While the importance of the non-bipartite matching problem itself from an algorithmic and complexity point of view is well known, applications of non-bipartite matching are hard to find.

I did an online search for hints, but almost always the articles I found lacked problems that demonstrated the need for non-bipartite matching. The few exceptions I found were:

A scheduling problem [Fujii, Kasami & Ninomiya, 1969] described in Gerard's matching survey

The oil well drilling problem of [Devine 1973] described in Gerard's matching survey

The Christofides heuristic for the TSP [Christofides 1976] Wikipedia

Plotting street maps with minimum pen lifting [Iri&Taguchi 1980] described in Gerard's matching survey

Kekule structures in chemistry described here

Nonparametric Tests for Homogeneity [Rosenbaum 2005] described here (Wayback Machine)
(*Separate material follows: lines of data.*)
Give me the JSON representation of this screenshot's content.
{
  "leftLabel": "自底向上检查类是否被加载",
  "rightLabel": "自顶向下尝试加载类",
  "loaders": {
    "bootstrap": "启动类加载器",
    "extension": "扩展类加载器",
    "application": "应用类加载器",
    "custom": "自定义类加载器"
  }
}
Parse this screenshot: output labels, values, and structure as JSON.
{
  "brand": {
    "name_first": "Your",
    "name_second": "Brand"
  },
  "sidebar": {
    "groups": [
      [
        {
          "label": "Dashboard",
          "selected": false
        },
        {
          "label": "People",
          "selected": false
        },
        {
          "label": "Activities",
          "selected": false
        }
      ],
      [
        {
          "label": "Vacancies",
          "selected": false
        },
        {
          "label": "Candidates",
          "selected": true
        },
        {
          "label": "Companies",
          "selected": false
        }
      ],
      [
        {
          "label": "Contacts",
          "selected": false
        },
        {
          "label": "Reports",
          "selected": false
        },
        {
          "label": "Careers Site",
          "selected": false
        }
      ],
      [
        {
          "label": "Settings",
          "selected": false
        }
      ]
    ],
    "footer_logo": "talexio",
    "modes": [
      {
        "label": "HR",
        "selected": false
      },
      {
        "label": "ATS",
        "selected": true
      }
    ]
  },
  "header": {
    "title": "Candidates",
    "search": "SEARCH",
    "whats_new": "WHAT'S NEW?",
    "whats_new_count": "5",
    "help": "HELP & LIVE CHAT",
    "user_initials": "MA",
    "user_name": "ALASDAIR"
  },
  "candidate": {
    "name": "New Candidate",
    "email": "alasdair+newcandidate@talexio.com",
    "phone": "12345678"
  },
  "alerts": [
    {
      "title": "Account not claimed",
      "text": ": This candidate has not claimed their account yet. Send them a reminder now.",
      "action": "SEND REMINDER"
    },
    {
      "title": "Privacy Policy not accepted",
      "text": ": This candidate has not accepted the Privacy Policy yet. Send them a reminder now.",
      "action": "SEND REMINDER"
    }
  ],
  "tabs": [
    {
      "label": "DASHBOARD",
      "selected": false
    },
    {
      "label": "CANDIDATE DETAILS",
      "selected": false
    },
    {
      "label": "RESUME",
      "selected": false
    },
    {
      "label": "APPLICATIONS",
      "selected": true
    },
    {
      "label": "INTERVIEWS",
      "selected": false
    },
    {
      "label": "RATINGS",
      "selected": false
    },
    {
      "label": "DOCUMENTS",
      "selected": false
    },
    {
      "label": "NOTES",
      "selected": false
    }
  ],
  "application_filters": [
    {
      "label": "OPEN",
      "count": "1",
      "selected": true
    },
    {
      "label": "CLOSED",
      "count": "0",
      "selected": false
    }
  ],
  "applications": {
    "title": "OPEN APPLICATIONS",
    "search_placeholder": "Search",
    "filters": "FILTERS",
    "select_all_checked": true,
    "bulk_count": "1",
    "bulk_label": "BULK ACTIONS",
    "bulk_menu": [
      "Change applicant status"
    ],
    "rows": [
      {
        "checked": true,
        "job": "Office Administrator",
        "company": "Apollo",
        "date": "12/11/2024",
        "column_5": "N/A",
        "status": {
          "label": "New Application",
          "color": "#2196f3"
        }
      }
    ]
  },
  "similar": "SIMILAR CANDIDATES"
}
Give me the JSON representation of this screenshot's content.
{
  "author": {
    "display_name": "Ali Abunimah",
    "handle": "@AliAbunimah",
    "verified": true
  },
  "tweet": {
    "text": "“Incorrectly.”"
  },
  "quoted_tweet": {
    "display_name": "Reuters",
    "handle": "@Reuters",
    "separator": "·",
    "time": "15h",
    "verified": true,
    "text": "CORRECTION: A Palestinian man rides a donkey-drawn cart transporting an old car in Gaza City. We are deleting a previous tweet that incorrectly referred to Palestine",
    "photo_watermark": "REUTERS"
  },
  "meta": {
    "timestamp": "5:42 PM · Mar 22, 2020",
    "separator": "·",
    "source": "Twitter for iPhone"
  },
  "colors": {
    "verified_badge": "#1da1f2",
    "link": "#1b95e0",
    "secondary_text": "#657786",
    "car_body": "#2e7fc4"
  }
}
**TSP: unraveling of tours**with a high number of pairs of crossing edges: Generate a graph $\Gamma$ in which the edges correspond to pairs of crossing tour edges and their weight equals the amount by which the tour length decreases when replacing the respective tour edges by a pair of non-crossing ones.

The maximum weight matching in $\Gamma$ identifies the pairs of tour-edges whose exchanging incurs the maximal length reduction. That matching may have to be applied several times until all crossings have been removed.**Optimizing Triangulations:**take as nodes the triangles and as edges the sides that are shared by two triangles; in that settig a plethora of cost functions can be envisaged for different optimality criteria. There are two basic operations that can be performed on triangulations, namely- diagonal-swapping for the purpose of improving a triangulation:
- minimum weight matching with length reduction incurred by swapping diagonals as edge cost when striving for minimum weight triangulations
- maximum weight matching with the increment of the geometric angle between edge-adjacent triangles when striving for "smooth" triangulations like e.g. of terrain data
- maximum weight matching with the most acute geometric angle of a triangle as edge cost when striving for triangulations of e.g. terrain data, that are in the spirit of planar Delaunay triangulations.

- merging edge-adjacent triangles for the purpose of generating a quadrilateralization:
- a minimum weight matching with the circumference of the generated quadrilateral as edge-cost when striving for "fine grained" quadrilateralizations
- a maximum weight matching over the most acute geometric angle of a generated quadrilateral when striving for the most orthogonal quadrilateralization e.g. for use as finite elements or, as patches for spline interpolation of 3D data.
- a minimum weight matching with the spatial distance between a quadrilateral's diagonals when striving for quadrilateralizations with planar cells.

- diagonal-swapping for the purpose of improving a triangulation:

**Question**

are there further applications for non-bipartite matching, especially newer, examples of different areas of applicability?